Point n’est besoin de rappeler qu’en droit le contreseing n’est pas à confondre avec la signature conjointe. Si pour le contreseing il n’y a qu’une seule autorité qui est titulaire de la compétence et par conséquent signataire de l’acte, par contre dans la signature conjointe il y a deux autorités qui sont titulaires de la compétence.
Dans ce cas, l’acte n’est régulier que lorsqu’il est signé par deux autorités qualifiées. Chacune n’ayant aucun pouvoir personnel et ne pouvant exercer seule cette attribution.
Dans le contreseing, le contresignataire ne vient que pour endosser la responsabilité politique de l’acte. Un acte qui est, d’ailleurs, régulier de par la seule signature de son auteur.
En RDC, il existe la signature conjointe entre le Président du sénat et le Président de l’Assemblée nationale. Celle-ci intervient lors de la convocation du parlement en congrès.
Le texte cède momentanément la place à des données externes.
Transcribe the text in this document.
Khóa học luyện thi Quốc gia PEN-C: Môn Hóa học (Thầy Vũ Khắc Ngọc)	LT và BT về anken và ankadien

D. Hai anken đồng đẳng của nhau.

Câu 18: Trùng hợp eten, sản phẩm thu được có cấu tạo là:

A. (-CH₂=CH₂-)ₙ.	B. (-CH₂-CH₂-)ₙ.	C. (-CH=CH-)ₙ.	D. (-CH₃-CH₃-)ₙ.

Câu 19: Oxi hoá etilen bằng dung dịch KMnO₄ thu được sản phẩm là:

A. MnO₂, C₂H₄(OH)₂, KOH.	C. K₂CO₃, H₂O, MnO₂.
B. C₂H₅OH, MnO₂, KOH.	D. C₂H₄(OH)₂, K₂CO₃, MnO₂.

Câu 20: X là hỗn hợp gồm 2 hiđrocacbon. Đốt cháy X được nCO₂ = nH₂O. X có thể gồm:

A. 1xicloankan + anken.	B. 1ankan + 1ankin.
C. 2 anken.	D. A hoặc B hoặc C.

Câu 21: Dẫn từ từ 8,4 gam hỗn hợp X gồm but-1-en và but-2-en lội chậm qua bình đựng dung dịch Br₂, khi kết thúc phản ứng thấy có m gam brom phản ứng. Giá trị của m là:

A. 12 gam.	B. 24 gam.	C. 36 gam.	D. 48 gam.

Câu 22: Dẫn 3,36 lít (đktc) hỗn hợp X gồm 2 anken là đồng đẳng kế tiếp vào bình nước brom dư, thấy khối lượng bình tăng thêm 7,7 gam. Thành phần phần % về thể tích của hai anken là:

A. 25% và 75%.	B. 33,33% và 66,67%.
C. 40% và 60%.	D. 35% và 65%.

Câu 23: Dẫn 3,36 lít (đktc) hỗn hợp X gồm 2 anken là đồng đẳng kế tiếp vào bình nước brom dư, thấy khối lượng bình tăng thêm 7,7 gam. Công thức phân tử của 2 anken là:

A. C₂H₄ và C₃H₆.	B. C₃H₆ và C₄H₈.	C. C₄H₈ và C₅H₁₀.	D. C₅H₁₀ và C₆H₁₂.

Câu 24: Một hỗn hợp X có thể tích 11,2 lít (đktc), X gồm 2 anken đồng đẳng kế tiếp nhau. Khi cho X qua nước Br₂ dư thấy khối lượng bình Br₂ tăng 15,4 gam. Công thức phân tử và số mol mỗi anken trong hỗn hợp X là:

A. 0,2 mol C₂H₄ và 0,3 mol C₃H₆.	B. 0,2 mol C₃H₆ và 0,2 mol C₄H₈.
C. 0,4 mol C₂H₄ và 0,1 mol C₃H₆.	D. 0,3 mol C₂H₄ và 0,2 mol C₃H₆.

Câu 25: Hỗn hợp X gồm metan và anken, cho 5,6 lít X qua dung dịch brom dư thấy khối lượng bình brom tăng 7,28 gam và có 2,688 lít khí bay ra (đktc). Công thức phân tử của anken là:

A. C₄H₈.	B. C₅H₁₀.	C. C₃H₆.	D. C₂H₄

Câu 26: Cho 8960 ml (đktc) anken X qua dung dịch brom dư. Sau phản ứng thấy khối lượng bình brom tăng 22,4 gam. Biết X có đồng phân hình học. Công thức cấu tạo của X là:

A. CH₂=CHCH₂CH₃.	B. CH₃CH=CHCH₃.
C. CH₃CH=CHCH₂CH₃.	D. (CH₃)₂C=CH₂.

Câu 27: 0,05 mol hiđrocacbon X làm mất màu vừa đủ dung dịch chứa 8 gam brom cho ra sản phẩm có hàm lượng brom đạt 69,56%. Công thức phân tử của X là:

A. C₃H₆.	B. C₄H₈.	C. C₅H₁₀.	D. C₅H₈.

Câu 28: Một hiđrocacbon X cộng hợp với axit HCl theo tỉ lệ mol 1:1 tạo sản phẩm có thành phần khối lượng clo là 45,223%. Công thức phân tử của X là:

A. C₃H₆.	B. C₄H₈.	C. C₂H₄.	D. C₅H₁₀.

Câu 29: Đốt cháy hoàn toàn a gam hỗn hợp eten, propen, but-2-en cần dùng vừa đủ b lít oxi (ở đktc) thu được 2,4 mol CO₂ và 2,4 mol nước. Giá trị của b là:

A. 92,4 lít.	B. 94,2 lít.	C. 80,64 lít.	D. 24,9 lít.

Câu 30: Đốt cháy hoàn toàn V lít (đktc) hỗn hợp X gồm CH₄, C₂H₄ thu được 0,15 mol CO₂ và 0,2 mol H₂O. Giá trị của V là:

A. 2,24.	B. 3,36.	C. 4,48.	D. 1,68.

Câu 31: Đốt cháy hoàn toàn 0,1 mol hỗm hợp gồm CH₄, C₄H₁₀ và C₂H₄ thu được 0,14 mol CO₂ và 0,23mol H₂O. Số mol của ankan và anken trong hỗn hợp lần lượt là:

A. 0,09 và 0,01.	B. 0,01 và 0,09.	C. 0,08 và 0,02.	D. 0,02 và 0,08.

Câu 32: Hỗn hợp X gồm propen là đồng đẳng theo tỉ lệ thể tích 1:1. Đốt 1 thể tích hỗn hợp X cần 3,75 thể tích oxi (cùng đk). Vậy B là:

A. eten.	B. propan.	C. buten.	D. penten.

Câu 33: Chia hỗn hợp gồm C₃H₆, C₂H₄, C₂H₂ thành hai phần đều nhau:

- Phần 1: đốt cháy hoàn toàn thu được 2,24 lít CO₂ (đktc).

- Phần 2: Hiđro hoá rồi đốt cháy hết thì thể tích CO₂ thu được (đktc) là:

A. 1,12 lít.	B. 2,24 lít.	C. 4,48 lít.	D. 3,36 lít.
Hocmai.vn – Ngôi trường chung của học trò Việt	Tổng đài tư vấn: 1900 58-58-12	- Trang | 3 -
Il est question dans ce cas d’un transfert de compétence.
Mais dans le cas du contreseing du Premier Ministre (Art. 79 de la constitution), celui-ci a pour objectif de transférer la responsabilité politique de l’ordonnance signée par le Président de la République au Premier Ministre qui lui est chef du gouvernement.
Ce dernier engage donc sa responsabilité politique (individuelle et collective) devant le parlement. Et ce contreseing ne transfert nullement la compétence.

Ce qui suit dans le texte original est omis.